Naga by Cameron Perry Fraser - Fall 2017

Naga is an electric metallophone consisting of five twelve-inch long high carbon steel bars. The bars are placed through a central axis point creating harmonic ratios determined by the displacement of each bar from the central axis. This creates a total of ten playing surfaces with ten possible pitch variants. Naga's variable tuning system uses wing-nuts to clamp each steel bar through a mahogany center bar. This fulcrum is centered on a twelve by twelve inch steel plate and framed in a mahogany box. The bars come in five different gauges, capable of wide tonal variation, between the thinnest and thickest high carbon steel bars. The thinner bars produce a springy tone which take advantage of the ferrous “spring steel” attributes, while the thicker bars have less spring, accenting deep infrasonic fundamental tones rather than the rich overtones characteristic of the thinner bars. The instrument is not acoustic and is meant only to be amplified.
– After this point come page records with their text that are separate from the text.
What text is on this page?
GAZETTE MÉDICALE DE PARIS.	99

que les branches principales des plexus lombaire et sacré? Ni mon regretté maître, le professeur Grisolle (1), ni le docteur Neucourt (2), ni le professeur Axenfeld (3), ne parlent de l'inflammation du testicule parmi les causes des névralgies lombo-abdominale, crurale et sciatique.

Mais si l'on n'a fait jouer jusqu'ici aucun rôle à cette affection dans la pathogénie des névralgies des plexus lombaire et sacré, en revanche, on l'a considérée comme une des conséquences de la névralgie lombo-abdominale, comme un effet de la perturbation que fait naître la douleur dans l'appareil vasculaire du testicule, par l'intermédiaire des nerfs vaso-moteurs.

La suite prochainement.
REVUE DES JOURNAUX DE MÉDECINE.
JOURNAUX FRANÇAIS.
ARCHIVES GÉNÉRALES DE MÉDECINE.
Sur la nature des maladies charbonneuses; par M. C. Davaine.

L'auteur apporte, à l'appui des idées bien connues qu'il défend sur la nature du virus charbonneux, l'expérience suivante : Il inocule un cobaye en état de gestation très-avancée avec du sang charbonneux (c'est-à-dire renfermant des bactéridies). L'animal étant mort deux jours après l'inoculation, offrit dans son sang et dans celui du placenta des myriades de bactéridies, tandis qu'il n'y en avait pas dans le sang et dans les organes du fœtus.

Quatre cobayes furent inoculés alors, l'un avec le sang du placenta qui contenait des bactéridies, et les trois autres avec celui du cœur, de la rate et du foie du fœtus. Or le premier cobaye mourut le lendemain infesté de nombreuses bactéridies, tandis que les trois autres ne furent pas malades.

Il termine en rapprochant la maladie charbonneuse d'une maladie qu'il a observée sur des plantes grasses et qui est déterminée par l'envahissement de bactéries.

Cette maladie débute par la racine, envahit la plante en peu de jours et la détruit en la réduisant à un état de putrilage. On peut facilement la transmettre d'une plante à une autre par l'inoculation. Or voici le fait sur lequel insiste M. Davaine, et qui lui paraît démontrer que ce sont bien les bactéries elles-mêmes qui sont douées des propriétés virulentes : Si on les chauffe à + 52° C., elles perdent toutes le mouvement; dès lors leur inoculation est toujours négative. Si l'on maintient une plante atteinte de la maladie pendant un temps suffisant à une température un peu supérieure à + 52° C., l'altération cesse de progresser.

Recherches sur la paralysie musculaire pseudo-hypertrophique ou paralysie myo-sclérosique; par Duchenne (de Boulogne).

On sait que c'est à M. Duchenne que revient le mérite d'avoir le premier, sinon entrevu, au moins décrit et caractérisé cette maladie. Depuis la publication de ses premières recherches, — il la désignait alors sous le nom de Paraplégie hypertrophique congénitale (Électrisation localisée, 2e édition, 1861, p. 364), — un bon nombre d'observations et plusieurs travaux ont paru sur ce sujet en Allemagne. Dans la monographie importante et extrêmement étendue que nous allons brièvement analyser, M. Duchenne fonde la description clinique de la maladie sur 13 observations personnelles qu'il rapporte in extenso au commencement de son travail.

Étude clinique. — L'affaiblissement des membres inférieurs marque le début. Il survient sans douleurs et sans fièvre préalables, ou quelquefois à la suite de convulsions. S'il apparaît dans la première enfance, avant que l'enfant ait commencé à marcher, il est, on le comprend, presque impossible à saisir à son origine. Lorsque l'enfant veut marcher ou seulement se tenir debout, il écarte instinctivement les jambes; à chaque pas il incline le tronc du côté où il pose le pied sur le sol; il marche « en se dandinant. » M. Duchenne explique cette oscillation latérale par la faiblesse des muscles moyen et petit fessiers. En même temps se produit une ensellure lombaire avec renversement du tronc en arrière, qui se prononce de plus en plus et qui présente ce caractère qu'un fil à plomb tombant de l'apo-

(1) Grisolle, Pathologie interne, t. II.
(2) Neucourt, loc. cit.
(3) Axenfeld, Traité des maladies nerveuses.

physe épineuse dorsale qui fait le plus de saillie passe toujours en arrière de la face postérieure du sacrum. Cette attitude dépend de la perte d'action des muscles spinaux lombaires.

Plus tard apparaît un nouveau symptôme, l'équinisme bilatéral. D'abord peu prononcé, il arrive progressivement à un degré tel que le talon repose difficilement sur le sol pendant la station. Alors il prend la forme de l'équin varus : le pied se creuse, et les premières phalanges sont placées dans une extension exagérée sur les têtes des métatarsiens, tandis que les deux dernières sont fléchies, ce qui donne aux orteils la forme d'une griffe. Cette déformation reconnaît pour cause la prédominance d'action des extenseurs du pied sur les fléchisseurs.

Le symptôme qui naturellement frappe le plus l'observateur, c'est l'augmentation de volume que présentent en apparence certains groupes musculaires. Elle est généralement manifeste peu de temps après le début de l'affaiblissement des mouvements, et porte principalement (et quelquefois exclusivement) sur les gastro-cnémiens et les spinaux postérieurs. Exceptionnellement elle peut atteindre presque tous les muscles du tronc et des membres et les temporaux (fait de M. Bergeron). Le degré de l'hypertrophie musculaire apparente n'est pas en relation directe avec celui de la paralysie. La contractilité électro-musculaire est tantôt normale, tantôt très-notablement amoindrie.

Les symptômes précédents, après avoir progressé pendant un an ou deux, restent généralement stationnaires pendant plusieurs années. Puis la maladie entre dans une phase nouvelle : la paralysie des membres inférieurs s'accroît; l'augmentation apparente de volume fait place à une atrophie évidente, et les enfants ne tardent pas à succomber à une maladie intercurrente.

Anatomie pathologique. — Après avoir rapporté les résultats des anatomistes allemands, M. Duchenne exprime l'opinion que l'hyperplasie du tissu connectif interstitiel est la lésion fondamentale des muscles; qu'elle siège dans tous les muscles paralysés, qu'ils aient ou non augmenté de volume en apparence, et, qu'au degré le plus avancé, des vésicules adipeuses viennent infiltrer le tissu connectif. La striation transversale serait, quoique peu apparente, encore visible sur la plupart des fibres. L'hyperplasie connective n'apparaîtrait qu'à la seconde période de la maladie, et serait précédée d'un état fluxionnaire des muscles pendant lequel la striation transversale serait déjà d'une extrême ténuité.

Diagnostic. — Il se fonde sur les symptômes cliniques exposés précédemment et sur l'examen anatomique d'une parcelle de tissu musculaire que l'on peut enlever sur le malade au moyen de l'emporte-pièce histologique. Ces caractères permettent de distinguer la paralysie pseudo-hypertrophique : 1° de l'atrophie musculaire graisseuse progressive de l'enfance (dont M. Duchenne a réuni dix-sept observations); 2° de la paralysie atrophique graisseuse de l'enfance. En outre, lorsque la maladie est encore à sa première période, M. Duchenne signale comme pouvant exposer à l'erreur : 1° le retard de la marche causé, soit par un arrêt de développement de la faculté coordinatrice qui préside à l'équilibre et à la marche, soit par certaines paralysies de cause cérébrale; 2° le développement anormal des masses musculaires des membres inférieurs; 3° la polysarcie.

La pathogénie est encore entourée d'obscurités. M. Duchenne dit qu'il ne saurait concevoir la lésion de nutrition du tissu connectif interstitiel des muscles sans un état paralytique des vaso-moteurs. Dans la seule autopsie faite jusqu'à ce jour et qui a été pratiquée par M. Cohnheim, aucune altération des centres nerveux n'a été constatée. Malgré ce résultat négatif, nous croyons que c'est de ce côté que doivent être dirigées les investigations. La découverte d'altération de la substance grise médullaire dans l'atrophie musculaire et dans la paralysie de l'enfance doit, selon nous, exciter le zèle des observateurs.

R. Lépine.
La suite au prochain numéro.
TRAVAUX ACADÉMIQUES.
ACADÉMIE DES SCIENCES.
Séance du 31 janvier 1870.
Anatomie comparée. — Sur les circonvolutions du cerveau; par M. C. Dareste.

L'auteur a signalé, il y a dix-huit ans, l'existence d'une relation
Under each of the ten playing surfaces is a custom wound pickup. Each pickup is connected to a volume and tone control potentiometer breakout box, which splits the signal into a left and right hemisphere. This allows for stereo interplay between the left and right sides of the center bar. This Naga is the newest iteration of several Naga metallophone instruments Cameron has created. These instruments are noted for their deep thundering bass and bell like overtones. Naga is named after the oft multi-headed snake deity whose importance is fundamental to many mythologies and their importance is central to Cameron’s instrument building cosmology.